次第に視界がハッキリしてきて、ティアの泣き顔が見えたと思ったら思いっきり抱きつかれて驚いた。
「ティア?!」
「ロザリー様! 生きてて良かった!!」
気が付けばヘンリー王子とゼアにしっかりと支えられていて、心臓が大きく跳ねた。
(ひょぇぇぇぇぇぇぇ! 何なの?! この密着ぐあいは!! ドキドキするわよ!!!)

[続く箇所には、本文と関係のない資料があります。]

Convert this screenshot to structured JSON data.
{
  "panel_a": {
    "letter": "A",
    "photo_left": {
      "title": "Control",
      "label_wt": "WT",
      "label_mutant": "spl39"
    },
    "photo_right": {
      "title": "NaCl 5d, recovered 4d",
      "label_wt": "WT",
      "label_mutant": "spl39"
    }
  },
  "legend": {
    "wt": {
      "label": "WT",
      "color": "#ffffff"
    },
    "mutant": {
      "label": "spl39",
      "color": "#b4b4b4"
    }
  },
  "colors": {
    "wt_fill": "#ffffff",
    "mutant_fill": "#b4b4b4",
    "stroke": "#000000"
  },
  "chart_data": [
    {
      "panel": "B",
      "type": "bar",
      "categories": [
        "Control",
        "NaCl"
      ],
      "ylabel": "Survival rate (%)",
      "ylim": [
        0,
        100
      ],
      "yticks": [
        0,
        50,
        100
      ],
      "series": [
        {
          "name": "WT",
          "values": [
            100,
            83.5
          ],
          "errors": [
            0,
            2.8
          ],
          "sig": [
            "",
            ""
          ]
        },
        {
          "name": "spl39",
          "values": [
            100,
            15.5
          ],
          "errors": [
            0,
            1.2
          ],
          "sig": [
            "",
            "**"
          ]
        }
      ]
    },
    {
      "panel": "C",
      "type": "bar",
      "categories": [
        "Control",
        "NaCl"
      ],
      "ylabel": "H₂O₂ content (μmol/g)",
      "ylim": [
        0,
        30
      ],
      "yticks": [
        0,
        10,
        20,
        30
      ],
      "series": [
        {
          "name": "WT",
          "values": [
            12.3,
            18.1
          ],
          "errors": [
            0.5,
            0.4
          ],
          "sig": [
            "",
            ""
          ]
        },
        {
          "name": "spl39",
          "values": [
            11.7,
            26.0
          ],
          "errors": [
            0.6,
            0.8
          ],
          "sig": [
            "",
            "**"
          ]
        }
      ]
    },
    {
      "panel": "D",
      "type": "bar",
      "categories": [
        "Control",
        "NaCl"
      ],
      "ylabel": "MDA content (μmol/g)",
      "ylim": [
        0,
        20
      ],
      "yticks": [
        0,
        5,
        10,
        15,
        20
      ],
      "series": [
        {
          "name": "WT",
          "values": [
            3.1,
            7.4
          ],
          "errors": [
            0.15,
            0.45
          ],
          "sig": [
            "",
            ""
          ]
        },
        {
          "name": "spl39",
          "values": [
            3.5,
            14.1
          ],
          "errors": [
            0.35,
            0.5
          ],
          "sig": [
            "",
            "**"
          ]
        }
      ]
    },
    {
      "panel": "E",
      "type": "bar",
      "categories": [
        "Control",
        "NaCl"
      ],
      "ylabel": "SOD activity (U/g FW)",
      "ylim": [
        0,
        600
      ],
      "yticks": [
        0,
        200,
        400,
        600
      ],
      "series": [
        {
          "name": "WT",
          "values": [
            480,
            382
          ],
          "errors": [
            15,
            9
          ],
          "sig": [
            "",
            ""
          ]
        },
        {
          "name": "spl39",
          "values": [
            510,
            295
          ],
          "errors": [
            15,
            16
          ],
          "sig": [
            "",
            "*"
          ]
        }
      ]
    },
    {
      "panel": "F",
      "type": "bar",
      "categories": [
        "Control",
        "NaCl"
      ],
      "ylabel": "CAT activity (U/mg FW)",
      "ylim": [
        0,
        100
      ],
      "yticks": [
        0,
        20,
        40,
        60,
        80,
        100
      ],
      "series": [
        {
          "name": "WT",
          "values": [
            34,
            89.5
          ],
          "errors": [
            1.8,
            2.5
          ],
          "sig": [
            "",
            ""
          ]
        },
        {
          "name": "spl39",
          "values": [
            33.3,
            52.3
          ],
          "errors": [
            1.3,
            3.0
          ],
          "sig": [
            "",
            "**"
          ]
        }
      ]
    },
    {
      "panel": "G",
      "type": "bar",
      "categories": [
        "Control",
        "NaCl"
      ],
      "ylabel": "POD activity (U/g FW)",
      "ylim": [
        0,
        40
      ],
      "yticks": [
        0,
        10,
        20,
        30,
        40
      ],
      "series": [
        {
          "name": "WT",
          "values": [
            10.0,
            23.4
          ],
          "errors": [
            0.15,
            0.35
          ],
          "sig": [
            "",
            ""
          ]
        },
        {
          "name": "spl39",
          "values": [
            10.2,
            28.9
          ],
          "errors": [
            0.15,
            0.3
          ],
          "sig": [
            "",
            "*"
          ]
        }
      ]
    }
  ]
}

状況を呑み込めないでいると、マリーとスピカにも抱きつかれもみくちゃになった。
「皆ありがとう! まだ状況がよくわからないけど、皆のおかげで助かったのだけはわかるわ。
本当にありがとう」
その時、目に入ったのは〔巨大な足〕だった。ギョッとして見上げると、光り輝く美しい巨大な女性が見下ろしていた。
(きっと……これが〔光の精霊〕なんだわ)
「あの……。
助けていただき、ありがとうございました」
何となくお礼を言ってみた。
巨大な〔光の精霊〕は、何も言わずに消えていった。
『気を抜いてはいけませんわ!
犯人が来ますわよ!!』
頭の中に響くロザリーの声を聞いて、反射的に近くに落ちていた自分の杖を拾っう。
階段の上から聞こえた声はヨド先生のものだった。
「〔怪しげな妖術〕を使って、マリーさんとスピカさんが魔法を使えるようにしたと言うのは本当のようですね」
「違います!
私は2人に〔ボイストレーニング〕をしただけです。妖術なんて使えません!!」
「そうですか……。〔ポイズントレーニング〕と言う妖術ですか。……何と、恐ろしい」
「無理やり間違えようとしてません?!」
(私、今、ボイストレーニングって言ったよね?)
『言いましたわね』
ロザリーに確認とってから、ヨド先生の誤解を解くべく一生懸命に説明した。
「ヨド先生! 違います!! ボイスです! 〔声〕です! 〔発声練習〕です!!」
「……〔発生練習〕……」
「先生! 多分私が思うのと意味が違います。特訓の事です!」
「〔毒を使って魔法を発生させる特訓〕ですか! 何と恐ろしい!!」
(うわぁぁぁぁん!
全然話が通じないよぉ!!!!)
『これは、あれですわね。
あなたが人体実験をしたと思いこんでて、想像している言葉しか頭に入ってこない状況ですわ。
ほら、周りを見てみなさい。
皆、“やはりそうだったのか”と思いたくて仕方がない顔をしてますわよ』
ロザリーに言われて、他の生徒を見渡してみると確かに皆が納得している表情だった。
(そんなに?!
そんなに私を悪人にしたいの?)
『何か、おかしいですわね』
(本当だよ、おかしいよ!)
「……だから“友達は選ぶように”って言ったのに。
力の強い者に取り付いて自分が強くなったと思い込み、威張る。そんな者が近くにいるせいで、頑張りやのあなたは道を踏み外してしまった……」
「申し訳ありません! それは深く反省しています!! ですが私達、今日のお昼に心を入れ替えたんです!!」
「私も! スピカと同じで、今は深く反省してます! だから、ロザリー様を殺さないでください!!」
スピカとマリーが前に出てヨド先生に一生懸命訴える。
(話を聞いててちょっと思ったのだけど、“不良っポイ態度をとってしまった”というのが問題なのよね? それが理由で、学園生活始まって2日目にして私は先生に殺されるの?)
『そのようですわね』
(え? ヨド先生って、今日のお昼まではめっちゃいい人だったよね?)
「心ヲ“入レ換エタ”?」
「先生!
また無理やり間違えようとしてませんか?!」
「学園ノ平和ノタメ、秩序ヲ乱ス者ハ、排除シナケレバナリマセン」
ヨド先生から黄緑色のオーラが出た。